A key factor distinguishing Cobalt from other video detection systems is that it attempts to store all relevant data about a scene along with a compressed version of the scene video. What is meant by "relevant" in this context is "any change of significance that might potentially be the source of a video query". So it tries, for example, to ignore changes in illumination, persistent foreground or background interference, or moderate camera shake. Another way of putting this is to say that Cobalt seeks to encapsulate "what is going on where in the scene". The encoding of this stream of information we refer to as "Image-DNA".
The Image DNA data is delivered as a separate low bandwidth data stream, alongside the compressed video data. It is not image meta-data, though image meta-data might be constructed from it. Image-DNA streams are searchable in response to queries relating to the question "what, if anything, is happening or happened at these locations?". Such queries are formulated graphically rather than through the more familiar text-based search, and the output of such a search could indeed be saved as "event meta-data", though it is usually presented visually as an event replay.
Because the Image-DNA is highly compact the response to event queries is ultra fast: an hour of video data can be scanned in under a second, and a day in around 30 seconds. A month of data is scanned in 15 minutes. The ability of the Cobalt system to adapt in real time to ambient conditions means that a single query can span day and night and most variations in weather conditions.
Cobalt is an engine that forms a basis for building diverse video analytics systems. These systems fall into two classes: real-time and post-recording analysis.
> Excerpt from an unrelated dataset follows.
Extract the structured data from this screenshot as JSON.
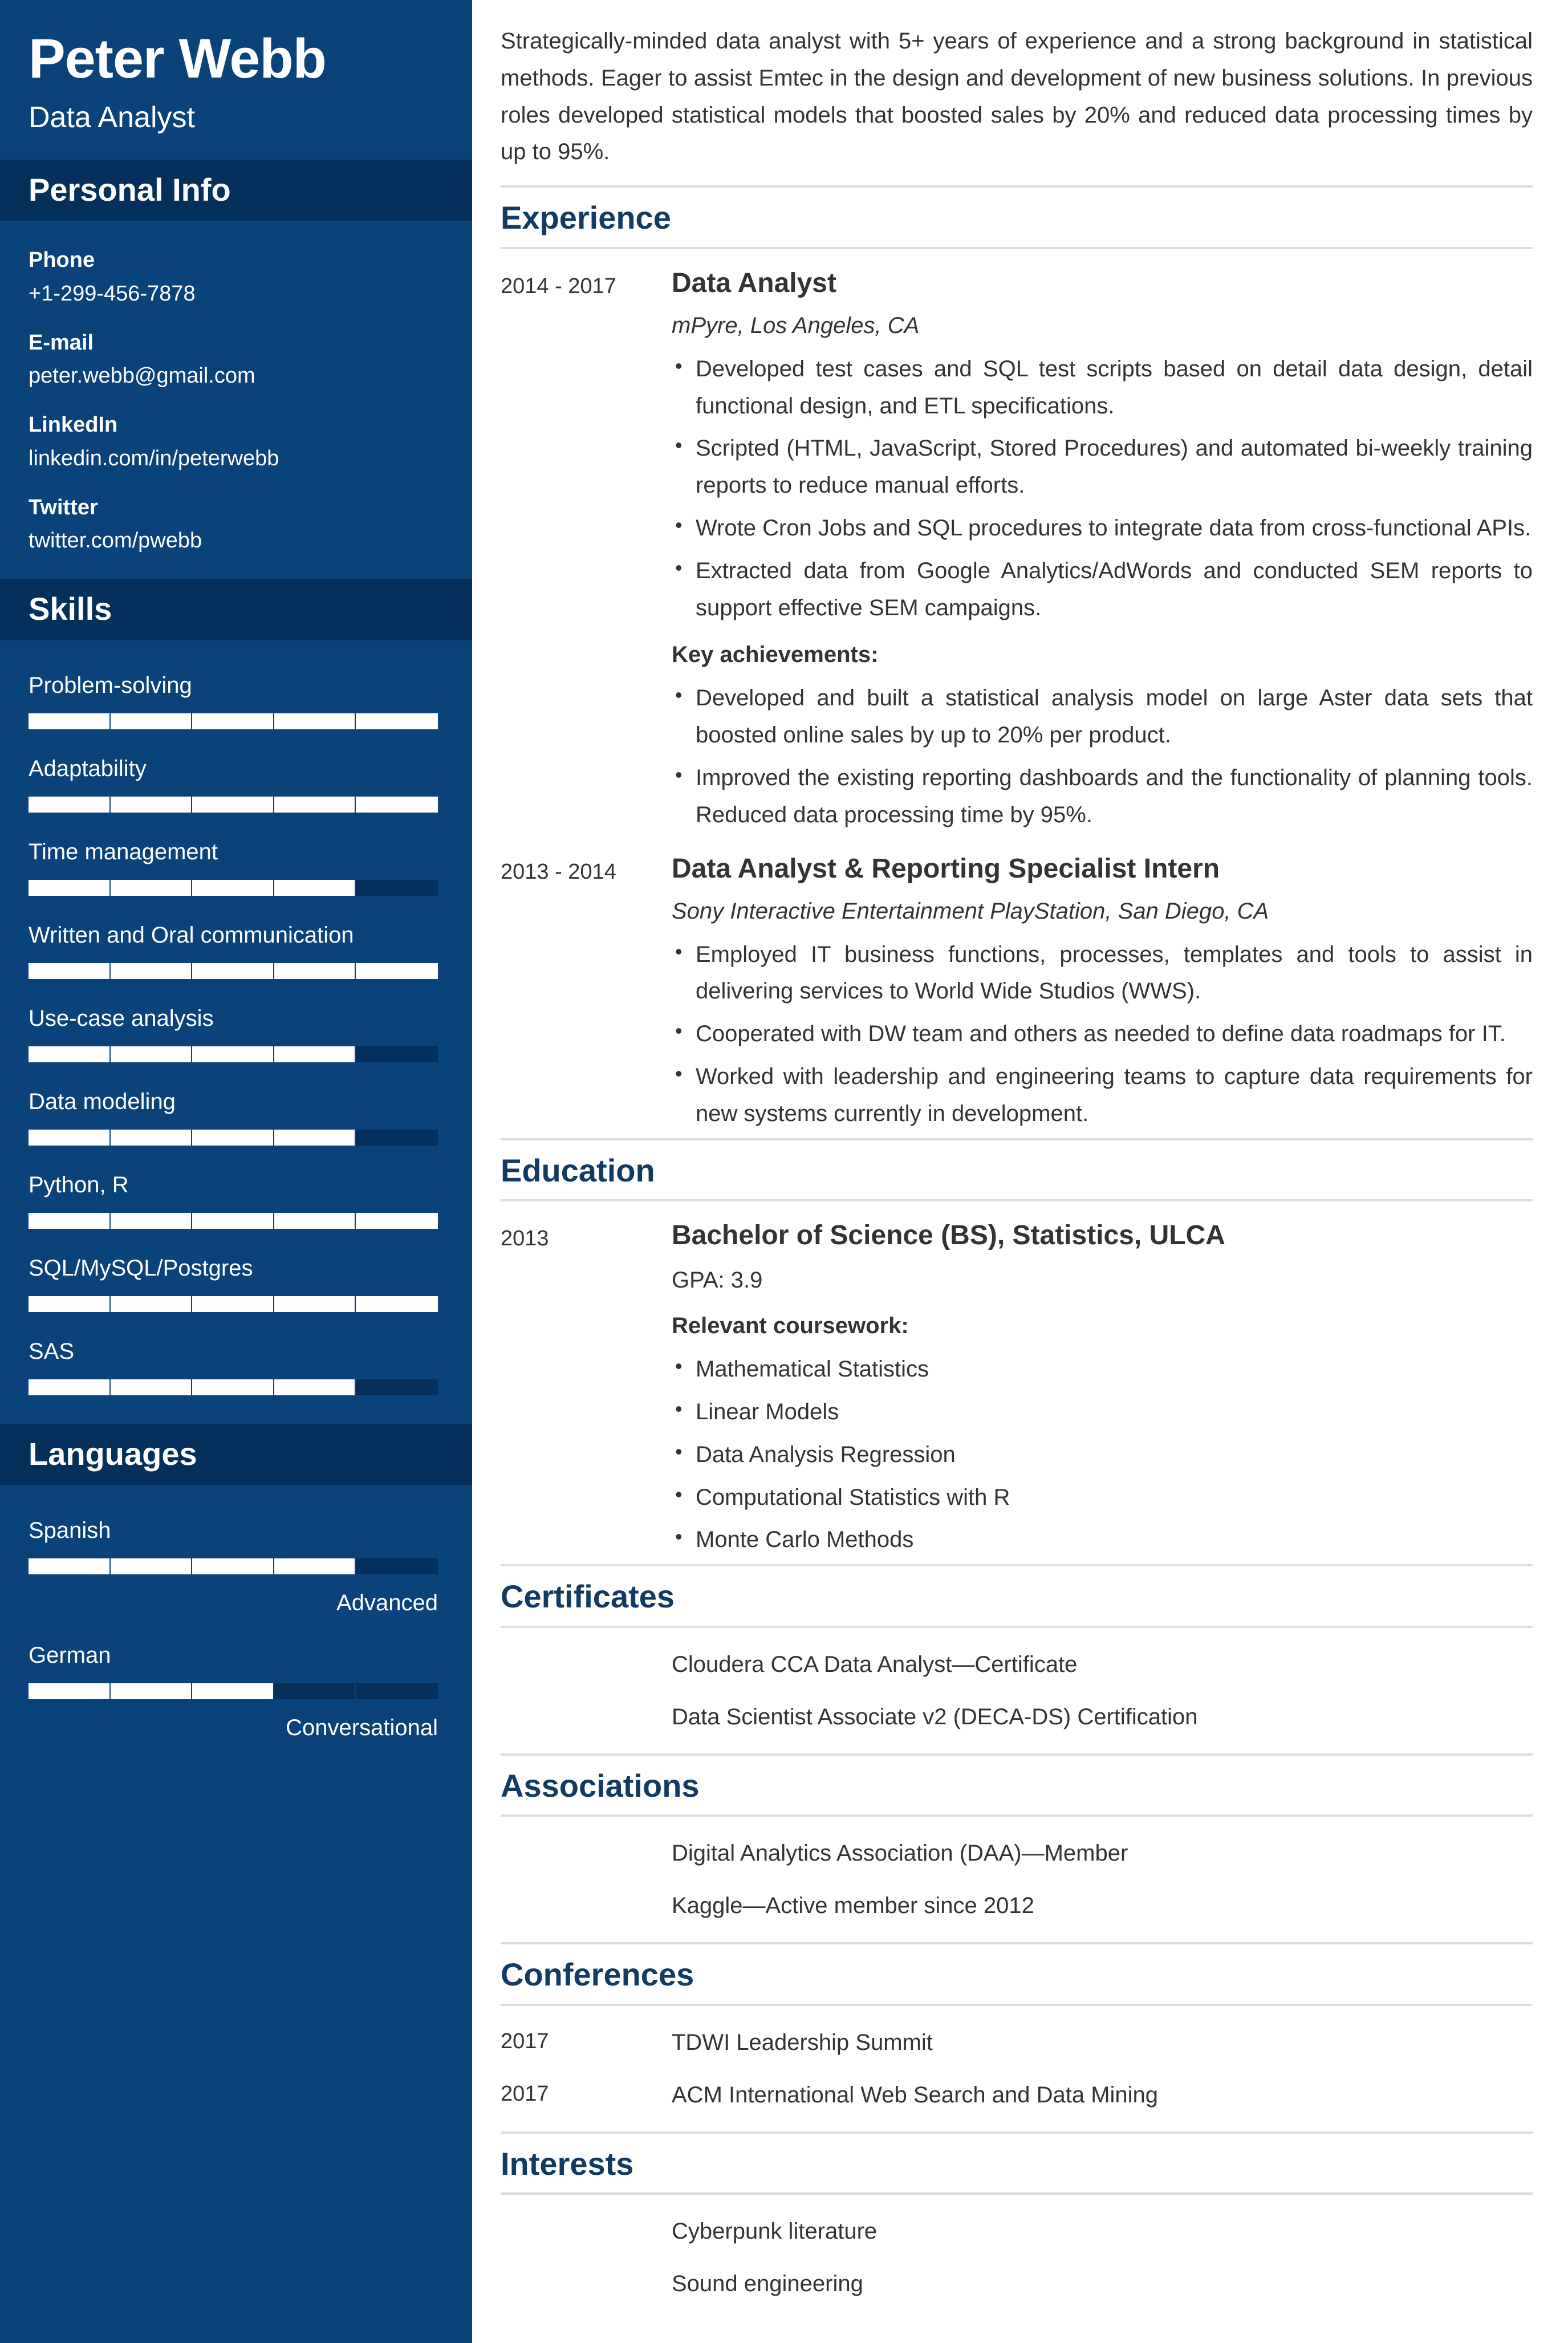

Real-time systems are generally thought of as security systems that monitor some space, indoors or outdoors. Initially, this was Cobalt's primary target. However, Cobalt has been used in industrial process control, vehicle parking and other situations, often outdoors.
Post-recording analysis of video has mostly been used in the security and surveillance sectors. The ability to search quickly and easily for events occuring over long periods of time has saved enormous amounts of human effort.